Good fiction should include more than just the high points of action or emotional conflict. I don’t know how many times this subject has come up in my weekly writers’ group, and here I am raising it again in the context of a most unusual Web launch, that of The Minisode Network. A joint venture from Sony Pictures and MySpace, this enterprise offers severely edited versions of the episodes of older TV shows, trimming out character development and any sort of binding action in order to present stories for those folks gifted with the attention span of a gnat. At least that’s my read on it.
What used to be hourlong eps of T.J. Hooker, Starsky & Hutch, Police Woman, and Charlie’s Angels are now available at The Minisode Network site in segments lasting no more than 3.5 to five minutes apiece. Hey, at that rate you could watch a whole season’s worth of a TV series in less than two hours. Talk about efficiency! Of course, abbreviating these shows so rigorously isn’t going to enhance their reputations one iota. Pare down T.J. Hooker to five minutes, for instance, and all you get is a plot sketch and star William Shatner playing a tough guy. There’s no camaraderie among the police academy recruits, little of the humor that once balanced Shatner’s moralistic speechifying on the show, and painfully few opportunities to appreciate Heather Locklear, then in her early 20s, prancing about in gym shorts or stalking suspects with gun drawn. (Man, she was something when she was younger, wasn’t she?)

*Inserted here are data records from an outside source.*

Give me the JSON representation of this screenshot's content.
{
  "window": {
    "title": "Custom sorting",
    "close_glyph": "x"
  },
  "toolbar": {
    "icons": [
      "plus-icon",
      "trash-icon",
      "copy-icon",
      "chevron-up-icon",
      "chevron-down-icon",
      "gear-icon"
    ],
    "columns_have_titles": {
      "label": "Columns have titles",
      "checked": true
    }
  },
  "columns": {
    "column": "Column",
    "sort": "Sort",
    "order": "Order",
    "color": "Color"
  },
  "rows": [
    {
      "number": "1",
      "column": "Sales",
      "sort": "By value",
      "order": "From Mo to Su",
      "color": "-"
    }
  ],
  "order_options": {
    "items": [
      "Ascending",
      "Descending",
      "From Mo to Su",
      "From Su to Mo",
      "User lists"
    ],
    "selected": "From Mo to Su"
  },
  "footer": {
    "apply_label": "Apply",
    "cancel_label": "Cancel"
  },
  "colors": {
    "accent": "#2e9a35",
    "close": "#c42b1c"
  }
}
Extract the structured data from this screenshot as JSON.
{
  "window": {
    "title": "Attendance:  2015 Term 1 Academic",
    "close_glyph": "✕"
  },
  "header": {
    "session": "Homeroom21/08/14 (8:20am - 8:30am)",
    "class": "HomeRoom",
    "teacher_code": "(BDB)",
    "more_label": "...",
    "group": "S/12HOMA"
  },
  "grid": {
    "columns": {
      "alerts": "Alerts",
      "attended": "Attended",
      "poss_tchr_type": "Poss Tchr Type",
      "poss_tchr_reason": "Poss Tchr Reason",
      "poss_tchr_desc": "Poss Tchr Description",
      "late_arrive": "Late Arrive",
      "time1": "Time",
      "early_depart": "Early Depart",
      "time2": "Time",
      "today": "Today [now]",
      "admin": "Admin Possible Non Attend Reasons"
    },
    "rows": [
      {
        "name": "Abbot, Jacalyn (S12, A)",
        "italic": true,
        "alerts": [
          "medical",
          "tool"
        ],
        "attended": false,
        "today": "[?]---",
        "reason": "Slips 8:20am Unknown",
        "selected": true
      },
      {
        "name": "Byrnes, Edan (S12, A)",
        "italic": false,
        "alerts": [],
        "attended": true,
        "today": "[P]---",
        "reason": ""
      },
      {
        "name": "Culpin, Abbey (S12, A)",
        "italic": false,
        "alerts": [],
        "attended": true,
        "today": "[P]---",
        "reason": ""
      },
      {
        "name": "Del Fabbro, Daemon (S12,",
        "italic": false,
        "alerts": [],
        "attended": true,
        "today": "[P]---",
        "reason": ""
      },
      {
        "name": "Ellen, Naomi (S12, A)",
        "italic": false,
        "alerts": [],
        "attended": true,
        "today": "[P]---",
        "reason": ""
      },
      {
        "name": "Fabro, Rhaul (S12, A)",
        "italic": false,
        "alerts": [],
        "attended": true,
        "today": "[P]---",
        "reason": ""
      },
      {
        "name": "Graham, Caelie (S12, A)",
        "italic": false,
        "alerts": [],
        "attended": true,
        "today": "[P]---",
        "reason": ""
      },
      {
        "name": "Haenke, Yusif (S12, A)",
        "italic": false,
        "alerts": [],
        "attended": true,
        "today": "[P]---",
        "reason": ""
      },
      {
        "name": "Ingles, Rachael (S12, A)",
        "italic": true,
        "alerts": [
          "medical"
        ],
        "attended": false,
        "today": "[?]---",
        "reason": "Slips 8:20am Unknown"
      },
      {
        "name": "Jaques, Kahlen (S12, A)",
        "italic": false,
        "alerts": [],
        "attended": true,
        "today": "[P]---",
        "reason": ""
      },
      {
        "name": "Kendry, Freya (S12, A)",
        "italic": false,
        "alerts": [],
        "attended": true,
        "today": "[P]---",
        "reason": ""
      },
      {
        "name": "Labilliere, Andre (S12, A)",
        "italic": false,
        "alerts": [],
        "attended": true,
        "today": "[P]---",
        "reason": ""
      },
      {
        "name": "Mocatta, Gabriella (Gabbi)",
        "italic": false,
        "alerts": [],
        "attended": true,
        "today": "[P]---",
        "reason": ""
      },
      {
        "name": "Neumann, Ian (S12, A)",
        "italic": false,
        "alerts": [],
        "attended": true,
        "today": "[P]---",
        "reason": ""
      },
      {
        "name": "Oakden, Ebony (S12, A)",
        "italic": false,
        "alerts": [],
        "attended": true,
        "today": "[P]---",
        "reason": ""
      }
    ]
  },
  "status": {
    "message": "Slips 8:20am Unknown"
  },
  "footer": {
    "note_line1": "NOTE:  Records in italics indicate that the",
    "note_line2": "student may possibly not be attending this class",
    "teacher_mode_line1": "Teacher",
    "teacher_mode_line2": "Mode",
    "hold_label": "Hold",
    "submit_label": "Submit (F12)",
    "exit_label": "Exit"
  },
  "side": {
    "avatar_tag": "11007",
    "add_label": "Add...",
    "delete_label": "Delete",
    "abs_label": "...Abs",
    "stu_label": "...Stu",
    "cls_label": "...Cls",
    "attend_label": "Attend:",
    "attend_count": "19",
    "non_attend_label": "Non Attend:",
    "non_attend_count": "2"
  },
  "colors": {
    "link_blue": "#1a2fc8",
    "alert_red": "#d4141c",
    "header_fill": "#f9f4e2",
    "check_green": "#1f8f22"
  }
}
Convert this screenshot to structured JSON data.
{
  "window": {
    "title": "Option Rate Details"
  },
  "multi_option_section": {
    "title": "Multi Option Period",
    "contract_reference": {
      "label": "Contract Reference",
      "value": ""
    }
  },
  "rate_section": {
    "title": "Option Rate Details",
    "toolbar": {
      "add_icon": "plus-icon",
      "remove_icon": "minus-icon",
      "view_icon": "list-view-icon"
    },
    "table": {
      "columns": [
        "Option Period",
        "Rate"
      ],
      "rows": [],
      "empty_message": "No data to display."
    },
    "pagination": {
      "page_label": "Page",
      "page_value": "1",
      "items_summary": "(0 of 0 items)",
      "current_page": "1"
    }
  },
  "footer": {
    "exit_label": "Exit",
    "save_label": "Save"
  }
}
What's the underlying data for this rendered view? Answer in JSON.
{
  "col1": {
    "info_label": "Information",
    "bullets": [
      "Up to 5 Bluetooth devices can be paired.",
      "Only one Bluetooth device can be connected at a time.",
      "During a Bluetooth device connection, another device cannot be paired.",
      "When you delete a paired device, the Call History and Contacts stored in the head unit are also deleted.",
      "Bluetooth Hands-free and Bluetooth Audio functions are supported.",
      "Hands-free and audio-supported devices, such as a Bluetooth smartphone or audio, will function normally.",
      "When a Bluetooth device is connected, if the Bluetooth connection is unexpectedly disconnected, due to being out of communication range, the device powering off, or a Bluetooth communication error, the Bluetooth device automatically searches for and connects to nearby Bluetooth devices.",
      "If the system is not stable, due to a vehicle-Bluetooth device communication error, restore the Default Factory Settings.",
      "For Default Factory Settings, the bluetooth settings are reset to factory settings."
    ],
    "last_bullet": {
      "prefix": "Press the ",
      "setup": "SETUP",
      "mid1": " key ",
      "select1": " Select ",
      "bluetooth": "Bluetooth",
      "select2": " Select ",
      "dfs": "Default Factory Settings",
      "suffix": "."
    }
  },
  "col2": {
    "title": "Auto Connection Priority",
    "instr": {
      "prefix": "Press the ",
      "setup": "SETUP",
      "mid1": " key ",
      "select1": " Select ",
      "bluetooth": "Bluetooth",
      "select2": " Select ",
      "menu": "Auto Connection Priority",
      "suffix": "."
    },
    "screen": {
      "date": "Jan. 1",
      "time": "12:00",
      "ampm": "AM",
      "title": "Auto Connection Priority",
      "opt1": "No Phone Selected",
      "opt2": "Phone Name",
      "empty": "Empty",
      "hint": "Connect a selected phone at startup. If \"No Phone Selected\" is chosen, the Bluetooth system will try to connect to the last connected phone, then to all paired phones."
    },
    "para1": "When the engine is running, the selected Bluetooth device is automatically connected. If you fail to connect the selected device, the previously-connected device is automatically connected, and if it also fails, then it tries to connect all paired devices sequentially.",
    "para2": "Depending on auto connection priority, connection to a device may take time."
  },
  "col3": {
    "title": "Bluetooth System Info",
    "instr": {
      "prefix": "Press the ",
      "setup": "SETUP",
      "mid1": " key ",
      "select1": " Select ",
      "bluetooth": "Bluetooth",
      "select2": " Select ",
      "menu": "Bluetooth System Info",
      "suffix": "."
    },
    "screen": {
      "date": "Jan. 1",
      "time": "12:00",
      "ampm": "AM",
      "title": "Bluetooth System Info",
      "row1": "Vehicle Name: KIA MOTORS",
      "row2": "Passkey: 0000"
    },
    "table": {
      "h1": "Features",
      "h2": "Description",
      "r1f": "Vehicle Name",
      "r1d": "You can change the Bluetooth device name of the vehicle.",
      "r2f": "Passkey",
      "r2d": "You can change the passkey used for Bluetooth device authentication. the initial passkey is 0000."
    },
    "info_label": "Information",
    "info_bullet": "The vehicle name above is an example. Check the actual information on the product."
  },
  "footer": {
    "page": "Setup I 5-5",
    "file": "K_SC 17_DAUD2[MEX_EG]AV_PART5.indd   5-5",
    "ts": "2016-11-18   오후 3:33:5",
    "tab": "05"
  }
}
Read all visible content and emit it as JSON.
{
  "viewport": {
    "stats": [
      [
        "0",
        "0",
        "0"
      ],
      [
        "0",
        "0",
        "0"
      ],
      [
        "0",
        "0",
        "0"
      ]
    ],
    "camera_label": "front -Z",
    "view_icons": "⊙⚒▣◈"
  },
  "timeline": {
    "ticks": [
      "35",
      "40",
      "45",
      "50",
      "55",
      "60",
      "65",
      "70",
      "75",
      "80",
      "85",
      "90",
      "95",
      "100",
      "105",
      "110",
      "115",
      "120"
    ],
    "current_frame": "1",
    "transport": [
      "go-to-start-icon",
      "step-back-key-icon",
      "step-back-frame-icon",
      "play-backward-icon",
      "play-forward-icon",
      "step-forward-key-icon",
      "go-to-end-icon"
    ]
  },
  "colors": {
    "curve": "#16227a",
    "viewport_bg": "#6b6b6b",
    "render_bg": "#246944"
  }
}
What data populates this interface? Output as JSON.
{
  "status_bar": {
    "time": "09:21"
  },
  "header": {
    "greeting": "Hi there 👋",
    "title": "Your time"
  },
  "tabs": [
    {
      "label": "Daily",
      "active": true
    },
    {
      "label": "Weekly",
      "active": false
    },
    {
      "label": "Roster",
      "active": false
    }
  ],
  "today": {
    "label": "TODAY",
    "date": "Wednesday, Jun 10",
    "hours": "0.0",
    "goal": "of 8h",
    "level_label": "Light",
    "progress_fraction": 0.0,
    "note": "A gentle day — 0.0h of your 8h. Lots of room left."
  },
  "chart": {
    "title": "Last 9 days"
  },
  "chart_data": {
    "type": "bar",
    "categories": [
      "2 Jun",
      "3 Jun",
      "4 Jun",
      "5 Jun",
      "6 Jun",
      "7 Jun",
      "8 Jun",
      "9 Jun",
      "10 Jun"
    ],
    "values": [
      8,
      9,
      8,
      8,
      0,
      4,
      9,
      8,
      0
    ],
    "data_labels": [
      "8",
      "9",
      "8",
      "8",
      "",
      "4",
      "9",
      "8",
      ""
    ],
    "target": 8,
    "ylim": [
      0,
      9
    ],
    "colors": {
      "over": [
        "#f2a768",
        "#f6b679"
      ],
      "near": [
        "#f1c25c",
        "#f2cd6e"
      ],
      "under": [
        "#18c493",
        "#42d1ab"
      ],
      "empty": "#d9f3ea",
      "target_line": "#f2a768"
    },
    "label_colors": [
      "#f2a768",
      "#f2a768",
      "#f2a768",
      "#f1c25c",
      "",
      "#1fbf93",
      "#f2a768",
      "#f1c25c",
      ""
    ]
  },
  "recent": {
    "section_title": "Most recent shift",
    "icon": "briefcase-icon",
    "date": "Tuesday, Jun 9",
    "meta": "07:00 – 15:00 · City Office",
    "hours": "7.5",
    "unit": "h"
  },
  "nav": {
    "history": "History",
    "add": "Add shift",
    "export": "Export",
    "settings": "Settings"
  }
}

If Sony’s message with The Minisode Network is that installments of Charlie’s Angels and Starsky & Hutch weren’t worth the full hour some of us spent watching them in the first place, and weren’t worth the millions of dollars the networks shelled out for their production, what does that say about U.S. television’s value, in general? Or Sony’s estimation of the intelligence of American viewers? Nothing good, that’s for sure.
When I’m sitting in front of a computer and suddenly feeling nostalgic for old TV, I would much rather watch full episodes of Spenser: For Hire or The Man from U.N.C.L.E. at AOL’s In2TV site. But hey, maybe that’s just me. I’m not a frickin’ gnat.